With the program due to expire in March, this free-money arb made it extremely hard for The Fed to extend this program (with $162BN in bailout fund usage outstanding):

“In justifying the generous terms of the original program, the Fed cited the ‘unusual and exigent’ market conditions facing the banking industry following last spring’s deposit runs,” Wrightson ICAP economist Lou Crandall wrote in a note to clients.

“It would be difficult to defend a renewal in today’s more normal environment.”

And that March expiration of the facility lines up with another potential crisis moment for the banking system – The Fed’s Reverse Repo facility being drawn down to zero – at which point reserves get yanked which means huge deposit flight.

Which leads us to today, when with just two months until the March threat looming, The Fed has changed the terms on the BTFP to kill the free-money arb.

“…the interest rate applicable to new BTFP loans has been adjusted such that the rate on new loans extended from now through program expiration will be no lower than the interest rate on reserve balances in effect on the day the loan is made.

This rate adjustment ensures that the BTFP continues to support the goals of the program in the current interest rate environment.

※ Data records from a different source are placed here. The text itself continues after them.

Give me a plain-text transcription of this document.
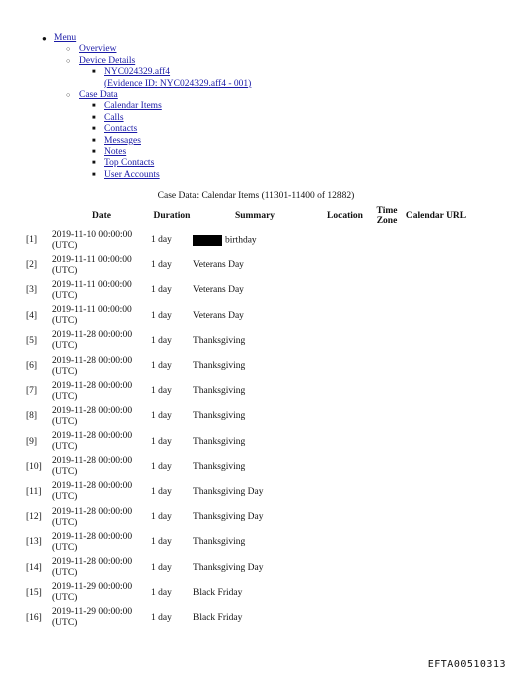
● Menu
○ Overview
○ Device Details
■ NYC024329.aff4
(Evidence ID: NYC024329.aff4 - 001)
○ Case Data
■ Calendar Items
■ Calls
■ Contacts
■ Messages
■ Notes
■ Top Contacts
■ User Accounts
Case Data: Calendar Items (11301-11400 of 12882)
	Date	Duration	Summary	Location	Time
Zone	Calendar URL
[1]	2019-11-10 00:00:00
(UTC)	1 day	birthday			
[2]	2019-11-11 00:00:00
(UTC)	1 day	Veterans Day			
[3]	2019-11-11 00:00:00
(UTC)	1 day	Veterans Day			
[4]	2019-11-11 00:00:00
(UTC)	1 day	Veterans Day			
[5]	2019-11-28 00:00:00
(UTC)	1 day	Thanksgiving			
[6]	2019-11-28 00:00:00
(UTC)	1 day	Thanksgiving			
[7]	2019-11-28 00:00:00
(UTC)	1 day	Thanksgiving			
[8]	2019-11-28 00:00:00
(UTC)	1 day	Thanksgiving			
[9]	2019-11-28 00:00:00
(UTC)	1 day	Thanksgiving			
[10]	2019-11-28 00:00:00
(UTC)	1 day	Thanksgiving			
[11]	2019-11-28 00:00:00
(UTC)	1 day	Thanksgiving Day			
[12]	2019-11-28 00:00:00
(UTC)	1 day	Thanksgiving Day			
[13]	2019-11-28 00:00:00
(UTC)	1 day	Thanksgiving			
[14]	2019-11-28 00:00:00
(UTC)	1 day	Thanksgiving Day			
[15]	2019-11-29 00:00:00
(UTC)	1 day	Black Friday			
[16]	2019-11-29 00:00:00
(UTC)	1 day	Black Friday			
EFTA00510313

This change is effective immediately. All other terms of the program are unchanged.”

This out of the blue decision comes just a week after regulators were readying themselves for the end of the facility by attempting to de-stigmatize the use of the discount window (but a sudden $160BN plus demand from discount window would be anything but reassuring to the general public and their mobile banking apps).

This expanded on earlier plans that we detailed here to reduce banks’ ability to use FHLB as an implicit funding tool.

The question is why… or why now?

Yes, the optics of being arbitraged by bankers – giving them free money for even less than they normally do – is terrible, but it’s been going on for two months and $47BN…

Is this The Fed laying the groundwork for extending the emergency, temporary, one-time-only program indefinitely?

As a reminder, the regional banks are already deep in crisis without the BTFP (as the red line in the chart below shows), and large bank cash needs a home – green line – like picking up a small bank from the FDIC?

To avoid their need for more emergent liquidity stabilization in March – ending QT and restarting QE?

We leave with one question – who could have seen this coming?